Bu meseleye hadislerde çok daha çarpıcı örnekler var. Burada sunacağımız, yüz kişiyi öldürdükten sonra tevbe yolu arayan azgın bir katilin affıyla ilgili. Uzunca olan hikâyenin bizi ilgilendiren kısmında Resulullah sallallahu aleyhi vesellem, eskiden yaşamış bir nasihatçi âlimin dilinden şunları söyler:
“Seninle tevben arasına kim girebilir! Ancak, yaşamakta olduğun o habîs köyden çıkacaksın… Falanca köye gideceksin… Orada Allah’a ibadet eden insanlar var. Onlarla sen de ibadet et. Artık bir daha kendi beldene dönme, zira orası kötü bir yerdir.”
İnsanı saran, insanlık dairesi, coğrafî muhît, iklim şartları gibi daha başka müessir kuşaklar, muhitler de var, ancak, onlara işaretle yetiniyoruz.
Kötü çevreden hicret emri
Sözümüzü bitirirken, başa dönüp diyoruz ki: Evet insan da dünya gibi mütedahil daire ve muhitlerle sarılmıştır. Her ikisinde de “hayatî” denge bunlarla sağlanır. Ancak arada mühim bir fark var: Dünya bunlara kesinlikle mahkûmdur. İnsan ise iradesiyle onlara hâkim olabilir: Elbisemize, evimize, irademizle farklı şekiller verebileceğimiz gibi, arkadaş çevremizi, içtimaî çevremizi de değiştirebiliriz ve esasen müminde buna mahkûmdur, bunu yapmanın imtihanını vermektedir.
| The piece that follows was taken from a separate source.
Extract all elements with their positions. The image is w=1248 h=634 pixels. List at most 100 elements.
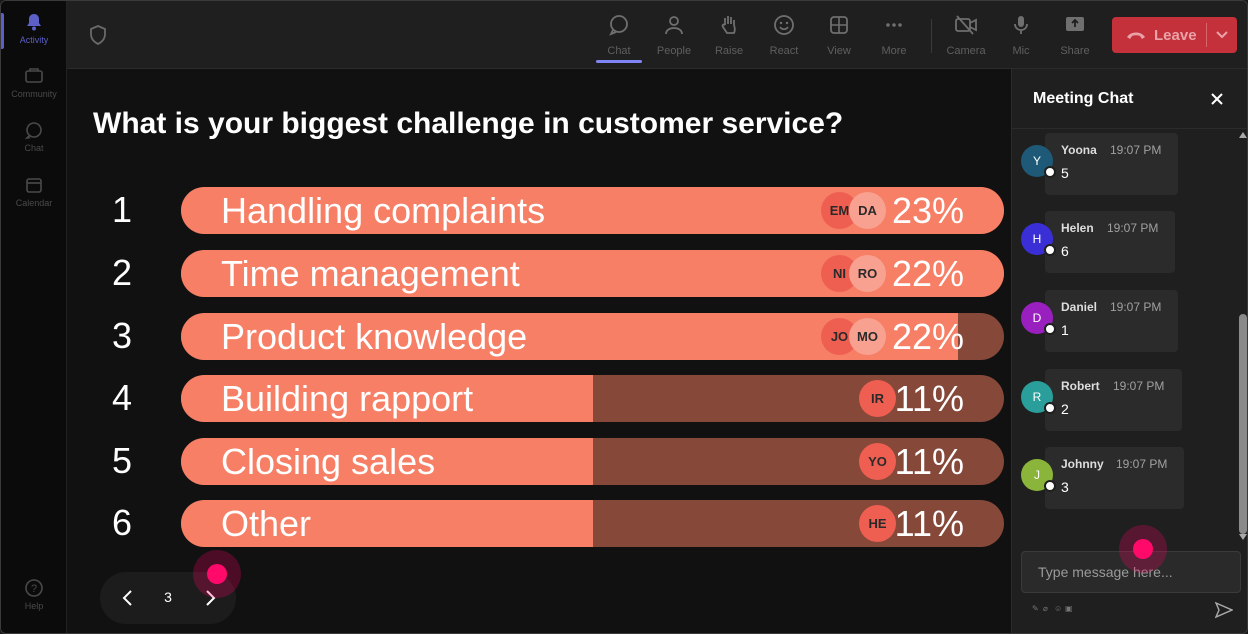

İradesini kullanmaya, yani muhitini, Kur’an-ı Kerim ve sünnet-i seniyyenin emirlerine uygun şekilde iradî olarak inşaya mahkûmdur. Hadisler bunu “hakiki hicret” olarak ifade eder. Öyle ise Kur’an ve hadislerde ısrarla ifade edilen “kötü çevreden hicret” emri, bu manada kıyamete kadar hükümfermadır.
Ebu Musa’l-Eş’arî radıyallahu anhu, Hz. Peygamber sallallahu aleyhi vesellemin şöyle buyurduğunu rivayet etmiştir: “İyi ile oturup kalkan ve kötü ile oturup kalkanın benzeri, ancak koku taşıyanla körük çeken gibidir. Misk taşıyan, ya sana bir koku verir, ya sen ondan satın alırsın yahut hiç olmazsa ondan iyi koku koklamak imkânı bulursun. Körük çekene gelince, ya elbiseni yakacak veya çirkin koku bulur koklarsın.” (Buhari, Müslim)
İyi insanla sohbet de böyledir. Ya sana hayırlı bir şey öğretir, ya sen sorar, öğrenirsin. Hiç biri olmazsa bile, iyilikten başka bir şeyle karşılaşmazsın. Kötü kimse de kendi günahıyla seni de nara yakar, kötüyle arkadaş olmanın zararlarını çekersin.